Gold is often found in underground veins of quartz and, less frequently, in other minerals such as pyrite, granite and mica slate. The veins can be anything from half an inch to several feet wide. 80% of the gold that’s produced today is mined from such sources (the rest is ‘alluvial’ gold – see below). Knowing where to mine involves ‘chasing’ the gold-bearing veins on the surface, back underground. It’s been estimated that in the past 500 years, about 100, 000 tonnes of gold have been mined, but even this amount would only fill a cube with 17 m sides. The world’s biggest gold producer is South Africa, where gold mines are sunk over 3,000 metres deep into the earth.
There are also large deposits of gold above the ground. So-called ‘alluvial’ gold is found as small yellow grains and flakes, or even small nuggets, on the beds of fast-flowing rivers and streams. Natural erosion, flooding, glacial movement and weathering also play their part in freeing the gold from mountain rocks. As it’s carried downstream, the gold-bearing rock is broken up into increasingly smaller pieces, thereby releasing the gold from the quartz and mineral veins. The released gold is itself broken up into smaller and smaller fragments. The further it’s carried downstream, the smaller the gold particles become. By the time it reaches the sea, any gold is in the form of very small specks or grains.

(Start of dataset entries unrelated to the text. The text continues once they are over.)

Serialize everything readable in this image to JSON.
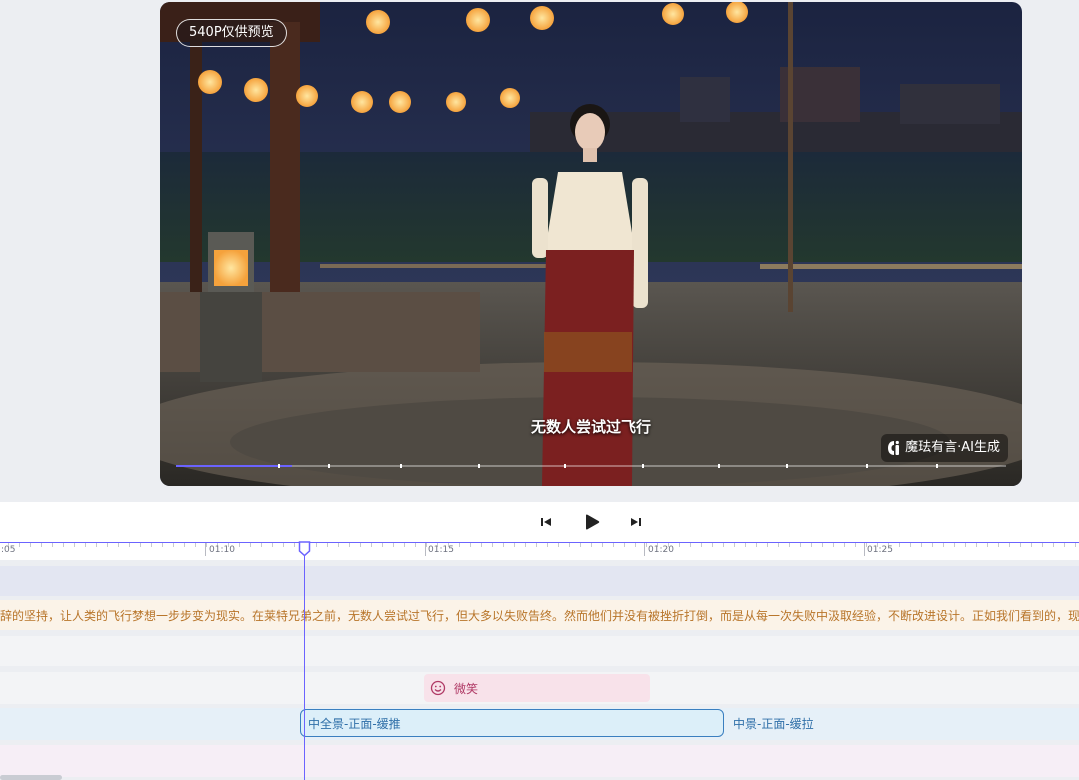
{
  "preview": {
    "resolution_badge": "540P仅供预览",
    "subtitle": "无数人尝试过飞行",
    "watermark": "魔珐有言·AI生成",
    "progress": 0.14
  },
  "controls": {
    "prev_icon": "skip-back-icon",
    "play_icon": "play-icon",
    "next_icon": "skip-forward-icon"
  },
  "timeline": {
    "ruler_labels": [
      ":05",
      "01:10",
      "01:15",
      "01:20",
      "01:25"
    ],
    "script_text": "辞的坚持，让人类的飞行梦想一步步变为现实。在莱特兄弟之前，无数人尝试过飞行，但大多以失败告终。然而他们并没有被挫折打倒，而是从每一次失败中汲取经验，不断改进设计。正如我们看到的，现代",
    "expression_clip": {
      "icon": "smile-icon",
      "label": "微笑"
    },
    "camera_clips": [
      {
        "label": "中全景-正面-缓推"
      },
      {
        "label": "中景-正面-缓拉"
      }
    ]
  },
  "colors": {
    "accent": "#6b63ff",
    "script": "#b8752a",
    "expression": "#b03a66",
    "camera": "#2f6fa8"
  }
}
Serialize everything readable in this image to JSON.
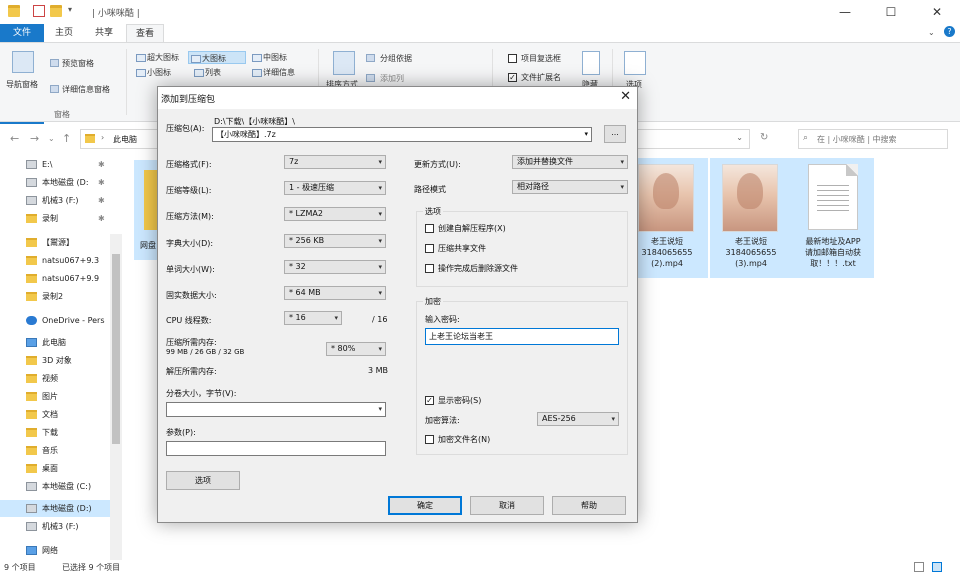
{
  "window": {
    "title": "| 小咪咪酷 |",
    "minimize": "—",
    "maximize": "☐",
    "close": "✕"
  },
  "ribbon": {
    "tabs": [
      "文件",
      "主页",
      "共享",
      "查看"
    ],
    "nav_pane_label": "导航窗格",
    "preview_pane": "预览窗格",
    "details_pane": "详细信息窗格",
    "panes_group": "窗格",
    "layout_items": [
      "超大图标",
      "大图标",
      "中图标",
      "小图标",
      "列表",
      "详细信息"
    ],
    "sort_by": "排序方式",
    "group_by": "分组依据",
    "add_columns": "添加列",
    "item_checkboxes": "项目复选框",
    "file_extensions": "文件扩展名",
    "hide": "隐藏",
    "options": "选项"
  },
  "addressbar": {
    "path_root": "此电脑",
    "search_placeholder": "在 | 小咪咪酷 | 中搜索"
  },
  "nav_pane": {
    "items": [
      {
        "label": "E:\\",
        "icon": "drive-icon"
      },
      {
        "label": "本地磁盘 (D:",
        "icon": "drive-icon"
      },
      {
        "label": "机械3 (F:)",
        "icon": "drive-icon"
      },
      {
        "label": "录制",
        "icon": "folder-icon"
      },
      {
        "label": "【鬻源】",
        "icon": "folder-icon"
      },
      {
        "label": "natsu067+9.3",
        "icon": "folder-icon"
      },
      {
        "label": "natsu067+9.9",
        "icon": "folder-icon"
      },
      {
        "label": "录制2",
        "icon": "folder-icon"
      },
      {
        "label": "OneDrive - Pers",
        "icon": "cloud-icon"
      },
      {
        "label": "此电脑",
        "icon": "pc-icon"
      },
      {
        "label": "3D 对象",
        "icon": "folder-icon"
      },
      {
        "label": "视频",
        "icon": "folder-icon"
      },
      {
        "label": "图片",
        "icon": "folder-icon"
      },
      {
        "label": "文档",
        "icon": "folder-icon"
      },
      {
        "label": "下载",
        "icon": "folder-icon"
      },
      {
        "label": "音乐",
        "icon": "folder-icon"
      },
      {
        "label": "桌面",
        "icon": "folder-icon"
      },
      {
        "label": "本地磁盘 (C:)",
        "icon": "drive-icon"
      },
      {
        "label": "本地磁盘 (D:)",
        "icon": "drive-icon"
      },
      {
        "label": "机械3 (F:)",
        "icon": "drive-icon"
      },
      {
        "label": "网络",
        "icon": "network-icon"
      }
    ]
  },
  "files": [
    {
      "name": "网盘",
      "type": "folder"
    },
    {
      "name": "老王说短3184065655(2).mp4",
      "line1": "老王说短",
      "line2": "3184065655",
      "line3": "(2).mp4",
      "type": "video"
    },
    {
      "name": "老王说短3184065655(3).mp4",
      "line1": "老王说短",
      "line2": "3184065655",
      "line3": "(3).mp4",
      "type": "video"
    },
    {
      "name": "最新地址及APP请加邮箱自动获取！！！.txt",
      "line1": "最新地址及APP",
      "line2": "请加邮箱自动获",
      "line3": "取！！！.txt",
      "type": "text"
    }
  ],
  "statusbar": {
    "count": "9 个项目",
    "selected": "已选择 9 个项目"
  },
  "dialog": {
    "title": "添加到压缩包",
    "close": "✕",
    "archive_label": "压缩包(A):",
    "archive_path": "D:\\下载\\【小咪咪酷】\\",
    "archive_name": "【小咪咪酷】.7z",
    "browse": "...",
    "format_label": "压缩格式(F):",
    "format_value": "7z",
    "level_label": "压缩等级(L):",
    "level_value": "1 - 极速压缩",
    "method_label": "压缩方法(M):",
    "method_value": "* LZMA2",
    "dict_label": "字典大小(D):",
    "dict_value": "* 256 KB",
    "word_label": "单词大小(W):",
    "word_value": "* 32",
    "solid_label": "固实数据大小:",
    "solid_value": "* 64 MB",
    "cpu_label": "CPU 线程数:",
    "cpu_value": "* 16",
    "cpu_total": "/ 16",
    "mem_label": "压缩所需内存:",
    "mem_detail": "99 MB / 26 GB / 32 GB",
    "mem_value": "* 80%",
    "decomp_label": "解压所需内存:",
    "decomp_value": "3 MB",
    "split_label": "分卷大小，字节(V):",
    "params_label": "参数(P):",
    "options_btn": "选项",
    "update_label": "更新方式(U):",
    "update_value": "添加并替换文件",
    "path_label": "路径模式",
    "path_value": "相对路径",
    "options_group": "选项",
    "opt_sfx": "创建自解压程序(X)",
    "opt_shared": "压缩共享文件",
    "opt_delete": "操作完成后删除源文件",
    "encrypt_group": "加密",
    "pwd_label": "输入密码:",
    "pwd_value": "上老王论坛当老王",
    "show_pwd": "显示密码(S)",
    "enc_method_label": "加密算法:",
    "enc_method_value": "AES-256",
    "enc_names": "加密文件名(N)",
    "ok": "确定",
    "cancel": "取消",
    "help": "帮助"
  }
}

You’re more likely to find gold deposits on the inside of bends in a river, where the water flows less quickly. As the water slows down, the heavy gold particles fall through the gravel on the riverbed, and work their way down through the soil underneath, eventually settling on the riverbed’s clay bottom. The gold can be separated from the rest of the riverbed soil and clay by panning (panning involves scooping up a sample of the sand, gravel and clay on the riverbed and swirling it with water in a shallow, wok-shaped dish), a process that relies on the extreme heaviness of gold. Any gold, being so much heavier than the rest of the minerals in the pan, will settle to the bottom, while the lighter material is washed out of the pan by the swirling motion. Any gold in your panned sample will stand out clearly as tiny, yellow flecks or small grains, a process that relies on the extreme heaviness of gold.

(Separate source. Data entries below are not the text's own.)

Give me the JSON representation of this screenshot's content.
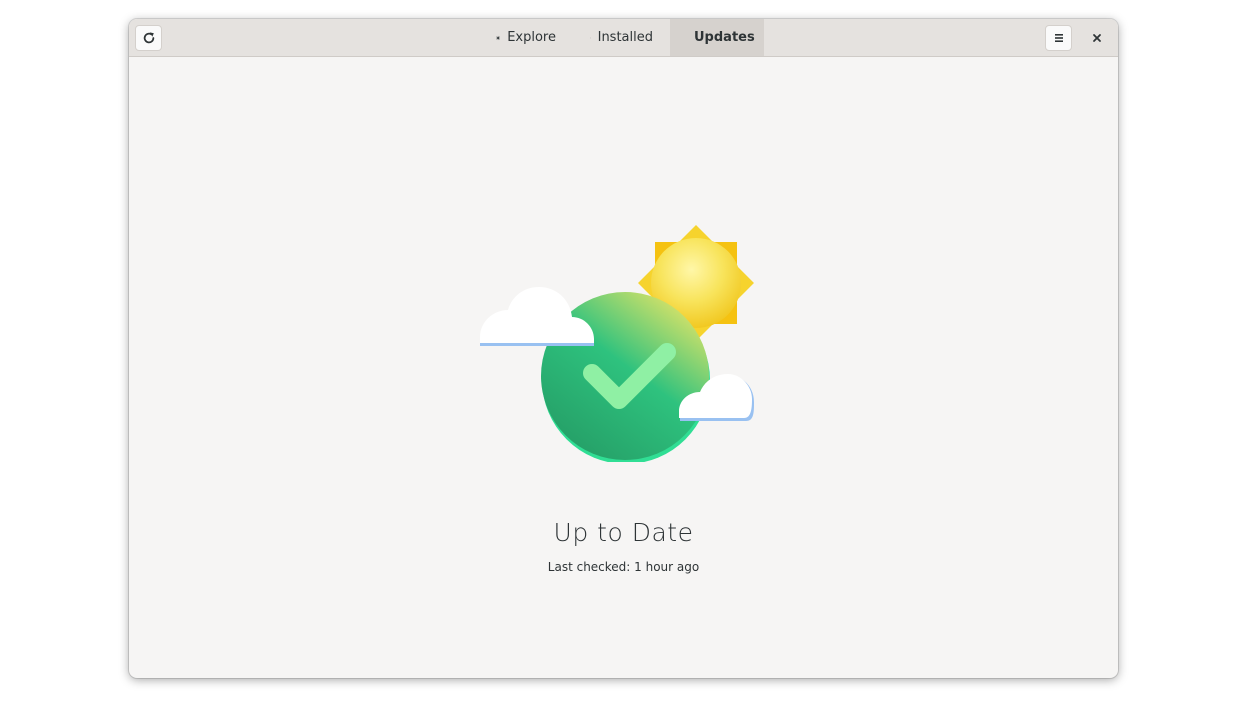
{
  "headerbar": {
    "refresh_icon": "refresh-icon",
    "menu_icon": "hamburger-menu-icon",
    "close_icon": "close-icon",
    "tabs": [
      {
        "label": "Explore",
        "icon": "explore-icon",
        "active": false
      },
      {
        "label": "Installed",
        "icon": "installed-check-icon",
        "active": false
      },
      {
        "label": "Updates",
        "icon": "updates-sync-icon",
        "active": true
      }
    ]
  },
  "main": {
    "illustration": "up-to-date-illustration",
    "title": "Up to Date",
    "subtitle": "Last checked: 1 hour ago"
  },
  "colors": {
    "window_bg": "#f6f5f4",
    "headerbar_bg": "#e5e2df",
    "active_tab_bg": "#d6d2ce",
    "text": "#2e3436",
    "accent_green": "#26a269",
    "sun_yellow": "#f6d32d"
  }
}
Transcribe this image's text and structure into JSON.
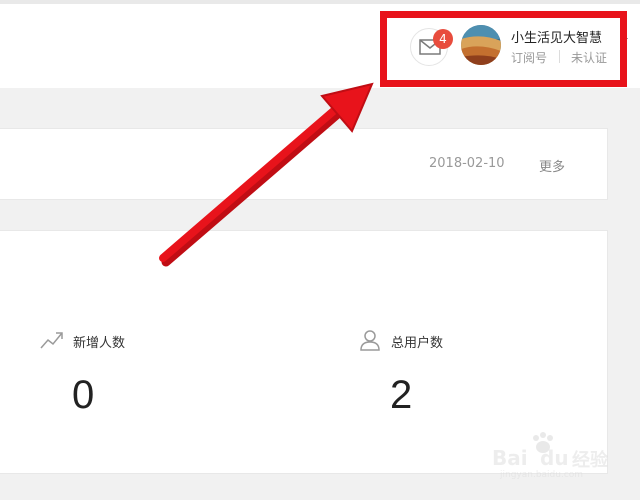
{
  "header": {
    "mail_badge": "4",
    "account_name": "小生活见大智慧",
    "account_type": "订阅号",
    "verify_status": "未认证",
    "icons": [
      "mail-icon",
      "avatar",
      "chevron-down-icon"
    ]
  },
  "notice": {
    "date": "2018-02-10",
    "more_label": "更多"
  },
  "stats": {
    "items": [
      {
        "label": "新增人数",
        "value": "0",
        "icon": "trend-up-icon"
      },
      {
        "label": "总用户数",
        "value": "2",
        "icon": "user-icon"
      }
    ]
  },
  "annotation": {
    "color": "#e8131b"
  },
  "watermark": {
    "brand": "Bai",
    "brand_suffix": "du",
    "product": "经验",
    "url": "jingyan.baidu.com"
  }
}
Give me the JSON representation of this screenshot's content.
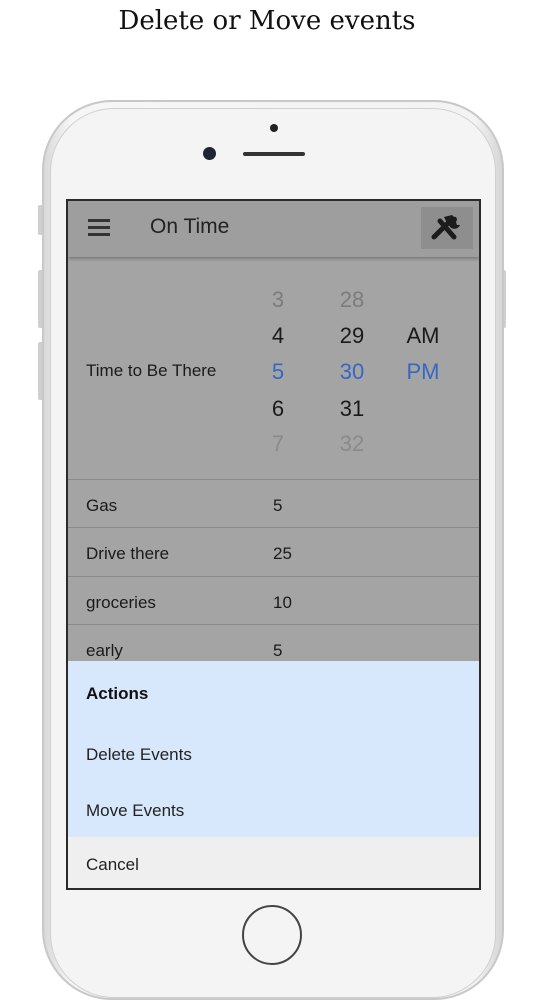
{
  "caption": "Delete or Move events",
  "app": {
    "title": "On Time",
    "menu_icon": "hamburger-menu-icon",
    "tools_icon": "hammer-wrench-icon"
  },
  "time_picker": {
    "label": "Time to Be There",
    "hours": [
      "3",
      "4",
      "5",
      "6",
      "7"
    ],
    "minutes": [
      "28",
      "29",
      "30",
      "31",
      "32"
    ],
    "period": [
      "AM",
      "PM"
    ],
    "selected": {
      "hour": "5",
      "minute": "30",
      "period": "PM"
    },
    "accent_color": "#3567c4"
  },
  "events": [
    {
      "name": "Gas",
      "minutes": "5"
    },
    {
      "name": "Drive there",
      "minutes": "25"
    },
    {
      "name": "groceries",
      "minutes": "10"
    },
    {
      "name": "early",
      "minutes": "5"
    }
  ],
  "action_sheet": {
    "title": "Actions",
    "items": [
      "Delete Events",
      "Move Events"
    ],
    "cancel": "Cancel",
    "background": "#d8e8fc"
  }
}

Gold is also often found deposited where a river widens, as well as on the downstream side of large boulders and rocks. The flow of the water slowing down allows any gold to fall to the riverbed under its own weight.

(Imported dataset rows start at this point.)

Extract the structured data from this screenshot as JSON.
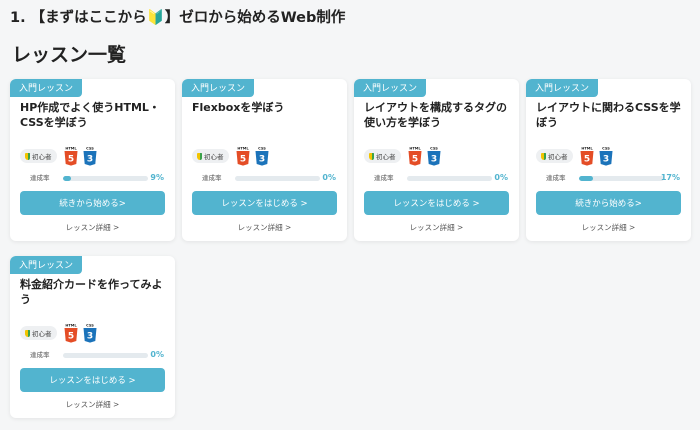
{
  "course": {
    "title": "1. 【まずはここから🔰】ゼロから始めるWeb制作"
  },
  "section": {
    "title": "レッスン一覧"
  },
  "colors": {
    "accent": "#52b4cf",
    "html_badge": "#e44d26",
    "css_badge": "#1b73ba"
  },
  "icons": {
    "level": "beginner-leaf-icon",
    "html": "html5-icon",
    "css": "css3-icon"
  },
  "lessons": [
    {
      "tag": "入門レッスン",
      "title": "HP作成でよく使うHTML・CSSを学ぼう",
      "level": "初心者",
      "html_label": "HTML",
      "css_label": "CSS",
      "progress_label": "達成率",
      "progress_percent": 9,
      "progress_text": "9%",
      "button_label": "続きから始める>",
      "detail_label": "レッスン詳細 >"
    },
    {
      "tag": "入門レッスン",
      "title": "Flexboxを学ぼう",
      "level": "初心者",
      "html_label": "HTML",
      "css_label": "CSS",
      "progress_label": "達成率",
      "progress_percent": 0,
      "progress_text": "0%",
      "button_label": "レッスンをはじめる >",
      "detail_label": "レッスン詳細 >"
    },
    {
      "tag": "入門レッスン",
      "title": "レイアウトを構成するタグの使い方を学ぼう",
      "level": "初心者",
      "html_label": "HTML",
      "css_label": "CSS",
      "progress_label": "達成率",
      "progress_percent": 0,
      "progress_text": "0%",
      "button_label": "レッスンをはじめる >",
      "detail_label": "レッスン詳細 >"
    },
    {
      "tag": "入門レッスン",
      "title": "レイアウトに関わるCSSを学ぼう",
      "level": "初心者",
      "html_label": "HTML",
      "css_label": "CSS",
      "progress_label": "達成率",
      "progress_percent": 17,
      "progress_text": "17%",
      "button_label": "続きから始める>",
      "detail_label": "レッスン詳細 >"
    },
    {
      "tag": "入門レッスン",
      "title": "料金紹介カードを作ってみよう",
      "level": "初心者",
      "html_label": "HTML",
      "css_label": "CSS",
      "progress_label": "達成率",
      "progress_percent": 0,
      "progress_text": "0%",
      "button_label": "レッスンをはじめる >",
      "detail_label": "レッスン詳細 >"
    }
  ]
}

To locate gold on a riverbed, you need to take soil samples by digging down to the darker layers. The darker layer indicates the presence of heavy deposits like magnetite (iron oxide, Fe3O4, a black, magnetic iron ore). The samples are panned in order to discover whether they contain any viable gold. Because of the flow of the river, the gold is often deposited in a line along the riverbed. You can take further samples up and downstream to trace the line that the gold has followed.